Habt Ihr Euch manchmal gefragt, wer den Sender hört?

Schuster: Ich kenne viele Leute, die Radio 100 gehört haben. In der Graefestraße bin ich mal in einen Copy-Shop gegangen. Da lief Radio 100 wie immer. über das Radio kam die Nachricht: "Die Mainzer Straße wird geräumt." Der Copy-Laden wurde daraufhin geschlossen und wir sind gemeinsam zur Mainzer Straße gefahren.

Asel: Im Rückblick verklärt sich vieles, aber das Programm hatte eine Funktion. Zum Beispiel bis zum November 1989 für die Menschen auf der anderen Seite. Zwei Stunden nach der Maueröffnung waren die ersten Ostberliner Radio 100-Hörer bei uns im Sender.

Ich habe einen Mann in Zittau getroffen, der regelmäßig Cassettenmitschnitte von "Radio Glasnost", der Bürgerrechtler-Sendung auf Radio 100, gehört hatte. Ich war entsetzt über seine nationalen Vorstellungen. Gab es in der Redaktion Diskussionen über diese Sendereihe?

Asel: Aber da ist ja nicht zur deutschen Einheit aufgerufen worden. Das hätte zu massiven Protesten geführt. Es gab eine sehr hohe Diskussionsbereitschaft, wenn ein nationalistischer, rassistischer oder sexistischer Hintergrund vermutet wurde. Einem mißfiel schon die Werbung für Erdinger Weißbier: "Deutschland ist schön. Seine Wiesen, seine Felder ..."

Gab es eine Sendung, die Euch gar nicht gepaßt hat?

Asel: Es gab manchmal Moderatoren, die am Rande der Sprachlosigkeit, betrunken und bekifft, im Studio waren. Einmal mußte ich den Mitschnitt einer solchen Nacht anhören ...

Schuster: An die Sendung erinnere ich mich noch sehr gerne.

Zu den Highlights gehörte sicher "Nikos Sauerbraten", die Kochsendung mit Niko Tenten.

Schuster: Ein Vater und sein Sohn, die diese Sendereihe schon länger verfolgt hatten, kamen nach der Wende aus dem Osten angereist und waren dann ganz enttäuscht, daß nicht im Studio gekocht wurde.

Das habe ich damals auch geglaubt. Was wird Euch in Erinnerung bleiben?

Asel: Zu meiner ersten Live-Sendung war ich mit einer Theaterkritik ins Studio gekommen und erfuhr, daß der Moderator eine Stunde zuvor mit einem Nervenzusammenbruch den Sender verlassen habe. Wenn ich wolle, könne ich aber zwischen den Musikstücken was sagen.

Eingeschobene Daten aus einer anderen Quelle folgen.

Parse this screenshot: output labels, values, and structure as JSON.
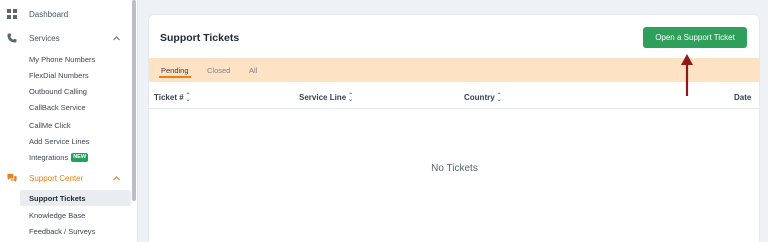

Schuster: An einem Abend war ich für die Technik zuständig und die Moderatorin war nicht erschienen. Es stellte sich heraus, daß sie keine Lust hatte zu kommen und zu Hause in der Badewanne lag. Da hat sie schließlich die Sendung aus der Badewanne moderiert und sogar Tapes über das Telefon eingespielt.